Healey also talks about how the incoming Trump Administration should issue an over-arching national strategy for cybersecurity, making an effective defense easier to accomplish for agencies. While that is a critical piece, he also urged the government to reach out to other cybersecurity experts:
“To successfully enact and achieve this defense-first strategy, Healey stipulates that nonstate participants must include independent security researchers, cybersecurity companies, major technology companies, and volunteer response groups that extend beyond industry. ‘Few, if any, major internet crises have ever been decisively resolved by any government,’ he wrote. ‘Wherever possible, solutions to governance, regulation, protection and response must stem from this core’ of nonstate actors.”

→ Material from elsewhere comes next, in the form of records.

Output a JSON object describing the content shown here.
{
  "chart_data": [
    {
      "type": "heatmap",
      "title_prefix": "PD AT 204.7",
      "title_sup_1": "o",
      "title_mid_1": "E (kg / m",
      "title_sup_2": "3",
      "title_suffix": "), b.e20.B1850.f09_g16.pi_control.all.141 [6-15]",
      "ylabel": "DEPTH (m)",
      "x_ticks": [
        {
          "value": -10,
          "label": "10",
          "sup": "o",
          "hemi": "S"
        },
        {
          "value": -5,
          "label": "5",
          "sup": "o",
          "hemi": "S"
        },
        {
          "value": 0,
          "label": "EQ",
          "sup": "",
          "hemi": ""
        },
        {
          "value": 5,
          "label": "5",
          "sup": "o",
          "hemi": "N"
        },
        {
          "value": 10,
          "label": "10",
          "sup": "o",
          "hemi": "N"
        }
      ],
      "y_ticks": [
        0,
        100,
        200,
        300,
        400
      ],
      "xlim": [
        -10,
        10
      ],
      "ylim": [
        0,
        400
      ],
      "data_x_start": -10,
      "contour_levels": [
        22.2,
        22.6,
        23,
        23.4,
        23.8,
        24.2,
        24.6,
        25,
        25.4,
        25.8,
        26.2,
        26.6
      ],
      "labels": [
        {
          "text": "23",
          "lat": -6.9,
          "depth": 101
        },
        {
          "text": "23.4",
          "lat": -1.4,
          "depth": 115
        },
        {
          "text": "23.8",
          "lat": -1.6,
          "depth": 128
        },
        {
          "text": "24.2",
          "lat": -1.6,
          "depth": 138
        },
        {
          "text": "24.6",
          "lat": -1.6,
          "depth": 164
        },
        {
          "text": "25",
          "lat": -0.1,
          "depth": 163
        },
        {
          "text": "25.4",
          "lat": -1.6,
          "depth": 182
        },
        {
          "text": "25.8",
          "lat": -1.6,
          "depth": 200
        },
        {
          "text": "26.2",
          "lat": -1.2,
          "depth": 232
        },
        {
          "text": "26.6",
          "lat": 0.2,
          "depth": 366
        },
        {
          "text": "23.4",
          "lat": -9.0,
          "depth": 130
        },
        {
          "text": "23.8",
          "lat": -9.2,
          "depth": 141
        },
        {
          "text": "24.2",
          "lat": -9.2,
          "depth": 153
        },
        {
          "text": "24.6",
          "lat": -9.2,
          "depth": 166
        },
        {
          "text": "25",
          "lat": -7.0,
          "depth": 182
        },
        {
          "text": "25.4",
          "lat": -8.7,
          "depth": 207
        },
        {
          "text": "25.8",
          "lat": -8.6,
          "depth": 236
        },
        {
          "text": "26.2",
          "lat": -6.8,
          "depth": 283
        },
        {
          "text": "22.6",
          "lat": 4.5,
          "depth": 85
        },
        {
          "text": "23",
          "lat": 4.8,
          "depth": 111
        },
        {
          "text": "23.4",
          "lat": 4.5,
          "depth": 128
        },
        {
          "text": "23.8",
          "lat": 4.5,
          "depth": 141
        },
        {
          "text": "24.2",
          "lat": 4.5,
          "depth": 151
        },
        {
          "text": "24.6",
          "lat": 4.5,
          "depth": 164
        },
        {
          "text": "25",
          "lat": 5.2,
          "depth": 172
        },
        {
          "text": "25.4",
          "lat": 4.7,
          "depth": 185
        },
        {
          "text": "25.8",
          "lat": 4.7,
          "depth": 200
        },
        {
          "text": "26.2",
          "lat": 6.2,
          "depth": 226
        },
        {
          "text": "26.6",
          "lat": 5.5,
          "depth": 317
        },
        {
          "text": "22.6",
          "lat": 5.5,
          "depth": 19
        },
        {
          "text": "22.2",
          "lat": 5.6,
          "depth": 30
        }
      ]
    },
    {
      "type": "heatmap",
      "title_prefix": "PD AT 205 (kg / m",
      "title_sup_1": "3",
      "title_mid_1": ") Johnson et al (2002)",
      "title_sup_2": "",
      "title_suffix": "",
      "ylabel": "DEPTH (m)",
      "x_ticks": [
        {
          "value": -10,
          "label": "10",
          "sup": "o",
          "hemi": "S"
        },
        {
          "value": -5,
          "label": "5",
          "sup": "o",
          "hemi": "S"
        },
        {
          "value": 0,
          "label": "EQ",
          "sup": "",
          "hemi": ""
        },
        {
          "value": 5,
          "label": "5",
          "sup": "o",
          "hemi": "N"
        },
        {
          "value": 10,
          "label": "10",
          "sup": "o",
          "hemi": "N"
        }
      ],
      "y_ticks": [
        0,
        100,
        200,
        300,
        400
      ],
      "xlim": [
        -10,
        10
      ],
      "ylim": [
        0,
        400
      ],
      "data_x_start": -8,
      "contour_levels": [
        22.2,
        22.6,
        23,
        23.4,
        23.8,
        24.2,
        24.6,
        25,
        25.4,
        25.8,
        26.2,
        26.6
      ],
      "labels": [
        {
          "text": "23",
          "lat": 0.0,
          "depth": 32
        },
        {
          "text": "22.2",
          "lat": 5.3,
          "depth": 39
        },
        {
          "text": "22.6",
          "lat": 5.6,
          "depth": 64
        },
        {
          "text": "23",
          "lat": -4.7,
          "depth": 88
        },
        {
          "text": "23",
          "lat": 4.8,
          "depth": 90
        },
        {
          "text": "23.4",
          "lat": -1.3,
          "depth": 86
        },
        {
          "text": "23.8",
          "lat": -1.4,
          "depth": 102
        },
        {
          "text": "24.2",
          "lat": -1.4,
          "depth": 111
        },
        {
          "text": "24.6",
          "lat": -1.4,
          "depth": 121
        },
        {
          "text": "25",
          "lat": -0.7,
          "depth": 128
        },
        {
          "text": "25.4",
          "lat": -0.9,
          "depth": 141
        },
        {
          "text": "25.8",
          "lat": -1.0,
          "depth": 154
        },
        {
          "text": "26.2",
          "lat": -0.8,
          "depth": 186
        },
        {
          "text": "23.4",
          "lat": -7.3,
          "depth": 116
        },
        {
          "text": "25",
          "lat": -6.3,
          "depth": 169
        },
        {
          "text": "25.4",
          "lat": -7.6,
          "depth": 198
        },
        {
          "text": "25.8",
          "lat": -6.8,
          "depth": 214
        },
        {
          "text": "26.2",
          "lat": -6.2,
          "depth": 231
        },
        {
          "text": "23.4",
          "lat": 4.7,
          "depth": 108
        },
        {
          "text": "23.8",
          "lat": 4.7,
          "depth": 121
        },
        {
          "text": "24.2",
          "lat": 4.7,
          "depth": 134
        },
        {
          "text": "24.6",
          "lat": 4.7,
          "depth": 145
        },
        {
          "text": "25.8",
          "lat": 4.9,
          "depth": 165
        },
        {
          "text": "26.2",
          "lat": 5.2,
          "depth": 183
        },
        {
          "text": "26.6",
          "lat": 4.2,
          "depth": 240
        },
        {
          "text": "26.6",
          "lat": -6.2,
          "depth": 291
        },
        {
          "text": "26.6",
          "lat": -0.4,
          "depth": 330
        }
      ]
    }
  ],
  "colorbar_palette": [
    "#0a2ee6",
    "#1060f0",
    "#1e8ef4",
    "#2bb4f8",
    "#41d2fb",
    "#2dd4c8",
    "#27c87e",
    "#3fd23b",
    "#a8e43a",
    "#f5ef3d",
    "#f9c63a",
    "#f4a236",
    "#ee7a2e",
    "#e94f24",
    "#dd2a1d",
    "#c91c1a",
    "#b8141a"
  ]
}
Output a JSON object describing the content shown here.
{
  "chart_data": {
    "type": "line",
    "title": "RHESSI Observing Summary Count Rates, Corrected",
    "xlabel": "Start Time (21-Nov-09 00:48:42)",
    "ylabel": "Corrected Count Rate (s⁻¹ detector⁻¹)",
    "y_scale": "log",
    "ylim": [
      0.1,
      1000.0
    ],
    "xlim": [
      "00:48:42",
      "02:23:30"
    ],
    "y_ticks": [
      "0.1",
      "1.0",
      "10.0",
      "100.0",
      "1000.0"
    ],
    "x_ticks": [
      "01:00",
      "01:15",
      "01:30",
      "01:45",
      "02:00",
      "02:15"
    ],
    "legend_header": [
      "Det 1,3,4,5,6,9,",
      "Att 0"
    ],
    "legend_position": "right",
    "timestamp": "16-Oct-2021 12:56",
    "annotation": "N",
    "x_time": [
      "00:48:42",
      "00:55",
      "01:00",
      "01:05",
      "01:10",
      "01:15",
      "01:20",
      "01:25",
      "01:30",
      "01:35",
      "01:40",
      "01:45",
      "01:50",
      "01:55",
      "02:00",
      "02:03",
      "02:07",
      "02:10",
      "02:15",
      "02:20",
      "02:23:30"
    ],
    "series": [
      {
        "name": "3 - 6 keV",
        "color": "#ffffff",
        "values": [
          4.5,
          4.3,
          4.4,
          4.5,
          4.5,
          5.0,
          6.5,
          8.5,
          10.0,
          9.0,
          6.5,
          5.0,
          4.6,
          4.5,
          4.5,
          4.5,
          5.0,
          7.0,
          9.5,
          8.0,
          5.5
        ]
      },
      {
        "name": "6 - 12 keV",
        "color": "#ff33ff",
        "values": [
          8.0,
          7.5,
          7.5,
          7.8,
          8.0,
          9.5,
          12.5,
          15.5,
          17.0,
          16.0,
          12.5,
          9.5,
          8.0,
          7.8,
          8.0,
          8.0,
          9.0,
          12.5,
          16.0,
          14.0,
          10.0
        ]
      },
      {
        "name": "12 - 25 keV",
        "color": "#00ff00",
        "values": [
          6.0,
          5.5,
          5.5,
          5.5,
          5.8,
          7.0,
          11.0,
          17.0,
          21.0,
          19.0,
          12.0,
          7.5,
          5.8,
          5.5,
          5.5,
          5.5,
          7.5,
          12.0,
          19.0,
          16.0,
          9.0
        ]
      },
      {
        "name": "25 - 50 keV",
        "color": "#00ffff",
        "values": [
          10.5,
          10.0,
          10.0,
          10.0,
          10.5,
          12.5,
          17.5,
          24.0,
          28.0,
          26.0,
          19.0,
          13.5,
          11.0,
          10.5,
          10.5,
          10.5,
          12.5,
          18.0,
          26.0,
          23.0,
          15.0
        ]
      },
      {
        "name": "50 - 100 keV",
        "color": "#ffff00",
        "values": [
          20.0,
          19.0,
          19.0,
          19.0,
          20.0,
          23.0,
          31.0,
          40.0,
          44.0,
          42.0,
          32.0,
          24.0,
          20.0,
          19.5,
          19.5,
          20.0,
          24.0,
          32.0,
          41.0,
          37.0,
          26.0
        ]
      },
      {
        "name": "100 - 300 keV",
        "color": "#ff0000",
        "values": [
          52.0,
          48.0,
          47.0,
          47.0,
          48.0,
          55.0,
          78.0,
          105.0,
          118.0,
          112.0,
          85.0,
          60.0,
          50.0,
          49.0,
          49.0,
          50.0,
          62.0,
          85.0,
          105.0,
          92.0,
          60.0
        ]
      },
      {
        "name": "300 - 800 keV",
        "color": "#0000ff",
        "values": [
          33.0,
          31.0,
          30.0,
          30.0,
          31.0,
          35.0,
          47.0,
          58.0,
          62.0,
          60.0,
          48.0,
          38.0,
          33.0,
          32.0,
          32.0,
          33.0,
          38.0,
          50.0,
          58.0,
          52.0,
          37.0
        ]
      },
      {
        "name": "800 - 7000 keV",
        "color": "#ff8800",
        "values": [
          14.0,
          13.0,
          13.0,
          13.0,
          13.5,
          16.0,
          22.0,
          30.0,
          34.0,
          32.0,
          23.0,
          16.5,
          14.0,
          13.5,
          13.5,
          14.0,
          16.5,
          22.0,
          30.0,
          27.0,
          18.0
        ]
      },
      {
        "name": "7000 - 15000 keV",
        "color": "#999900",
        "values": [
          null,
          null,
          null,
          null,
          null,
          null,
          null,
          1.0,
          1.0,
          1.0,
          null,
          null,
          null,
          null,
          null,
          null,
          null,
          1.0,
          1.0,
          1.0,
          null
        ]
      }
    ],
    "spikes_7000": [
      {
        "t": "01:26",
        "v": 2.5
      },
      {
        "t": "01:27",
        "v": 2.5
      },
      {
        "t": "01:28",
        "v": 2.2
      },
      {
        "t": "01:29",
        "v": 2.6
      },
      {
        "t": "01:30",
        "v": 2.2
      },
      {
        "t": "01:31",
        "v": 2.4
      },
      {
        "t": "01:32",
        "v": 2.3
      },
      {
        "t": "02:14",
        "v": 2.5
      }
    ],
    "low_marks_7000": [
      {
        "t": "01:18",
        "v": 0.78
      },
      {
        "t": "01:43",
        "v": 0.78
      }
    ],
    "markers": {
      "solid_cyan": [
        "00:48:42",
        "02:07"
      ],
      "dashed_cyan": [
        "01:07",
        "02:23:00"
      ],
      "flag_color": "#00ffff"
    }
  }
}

Of course, government needs to continue to play a critical role in cybersecurity, and will retain ultimate authority for the nation’s cyber defense. Healey said he hopes that President-Elect Trump’s business background makes him more amenable to including commercial actors in cybersecurity policy. Tom Bossert, the incoming homeland security adviser, has been briefed on Healey’s paper and is said to be open to its recommendations.
This paper is part of a growing consensus around the need for new cybersecurity solutions. Early last year GovTransformer wrote about comments made by Phyllis Schneck, deputy undersecretary for cybersecurity and communications at the Department of Homeland Security’s National Protection and Program Directorate. She was candid about the challenges standing in the way of more public/private collaboration:
“It’s very hard for companies to be optically aligned with the U.S. government,” Schneck said at a Cybersecurity Technology Summit hosted by the Washington, D.C. chapter of AFCEA. “But there has never been a more important time to build that trust.”
That sentiment is even more true this year. Twelve months is an eternity when it comes to cybersecurity. Let’s hope progress continues for better cooperation, and the recommendations of Healey’s paper are acted on by the new Administration.